Selon l’opérateur téléphonique de Mohamed Mili, celui-ci aurait reçu un SMS sur son téléphone portable le 11 mars 2013 – sans plus de détails -, nous confie Hajer Ayachi, qui continue d’y charger 5 dinars par mois « pour garder la ligne ». « Certaines familles affirment avoir reçu des appels de numéros masqués », ajoute Imed Soltani. « Il y a quelque chose qui cloche… »
Certains avancent la possibilité que les personnes disparues puissent se trouver en zones de guerre (en Syrie par exemple), d’autres s’imaginent qu’ils sont aux mains de la mafia, maltraités dans une prison ou un centre de détention en Italie, ou encore exploités dans des champs. « Mais de là à ne pouvoir donner aucun signe de vie en six ans ? Impossible », affirme Imed Soltani. Et chaque appel, message, annonce gouvernementale et rumeur réactive la douleur de l’absence.
Touchés par ces familles et par leur désarroi, des étudiants tunisiens en psychologie ont décidé d’agir bénévolement pour leur apporter le soutien et l’écoute dont elles ont besoin. Via l’association « Psychologues solidaires » (en partenariat avec l’association Frantz Fanon), créée en août 2013, Imen Tewa et Wael Garnaoui disent avoir voulu répondre à un besoin fort des proches des disparus en mer.
« Le projet a duré un an », nous explique Imen, actuellement doctorante à l’université Paris 7. « Nous avions mis en place, tant bien que mal avec le peu de moyens dont nous disposions, des groupes de parole et des prises en charge individuelles pour un suivi psycho-thérapeutique. L’objectif étant de permettre notamment aux parents, souvent considérés comme responsables de la disparition de leurs enfants aux yeux de la société, de trouver un espace de dialogue et d’écoute pour estomper les sentiments de honte et de culpabilité. »
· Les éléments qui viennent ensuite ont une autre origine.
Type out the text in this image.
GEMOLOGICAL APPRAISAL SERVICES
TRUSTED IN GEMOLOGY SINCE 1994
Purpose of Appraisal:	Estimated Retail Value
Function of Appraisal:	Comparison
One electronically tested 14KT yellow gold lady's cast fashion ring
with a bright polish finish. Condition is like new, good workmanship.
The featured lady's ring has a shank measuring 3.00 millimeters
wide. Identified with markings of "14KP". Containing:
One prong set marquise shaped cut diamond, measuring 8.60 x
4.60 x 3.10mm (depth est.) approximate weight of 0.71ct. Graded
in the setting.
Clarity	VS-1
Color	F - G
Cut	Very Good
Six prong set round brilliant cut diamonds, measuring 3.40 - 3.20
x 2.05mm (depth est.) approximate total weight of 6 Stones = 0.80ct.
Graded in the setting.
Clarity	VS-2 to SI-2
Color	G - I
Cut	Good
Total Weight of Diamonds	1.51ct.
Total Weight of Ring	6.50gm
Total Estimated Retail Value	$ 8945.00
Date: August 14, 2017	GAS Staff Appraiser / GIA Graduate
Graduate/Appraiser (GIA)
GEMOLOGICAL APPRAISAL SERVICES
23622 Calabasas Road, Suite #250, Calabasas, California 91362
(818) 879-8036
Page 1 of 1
Des frères et sœurs ont dû arrêter leurs études pour chercher du travail, une des mères s’est donnée la mort en sautant du toit de sa maison, une autre s’est immolée par le feu
Depuis le départ de leurs fils, frères ou conjoints, les familles souffrent d’un « état de tristesse sévère » lié à une situation dite de « deuil bloqué ou pathologique ». Car en l’absence d’informations officielles, de corps, ou de rituels funéraires, elles ne peuvent dépasser ce stade.
« Ces personnes sont très fatiguées et dans un état psychologique grave », déplore Wael Garnaoui, qui souligne que certaines ont développé des symptômes post-traumatiques tels que l’impossibilité de manger du poisson (« parce qu’il a lui-même mangé leurs enfants »), des évanouissements à la vue de la mer, ou encore du diabète dû au stress. « Une femme est même devenue aveugle à force de pleurer ! » affirme Wael.
La cellule familiale en pâtit aussi : des frères et sœurs ont dû arrêter leurs études pour chercher du travail, une des mères s’est donnée la mort en sautant du toit de sa maison, une autre s’est immolée par le feu. Ce programme des « Psychologues solidaires » a dû s’arrêter en 2014, par manque de financement. Et la plupart des familles sont à nouveau livrées à elles-mêmes.
Les autorités et certaines organisations « instrumentalisent ce dossier quand ça les arrange », regrette Wael Garnaoui. « Beaucoup de promesses, principalement politiques, ont été faites, et cette affaire de société et devenue une affaire d’État », ajoute Imed Soltani.
« On n’est pas contre l’idée qu’ils puissent être morts. Tout ce qu’on veut, c’est savoir », affirment les proches. Et de continuer à lancer des bouteilles à la mer, alors que des accords migratoires se multiplient entre la Tunisie et l’Europe…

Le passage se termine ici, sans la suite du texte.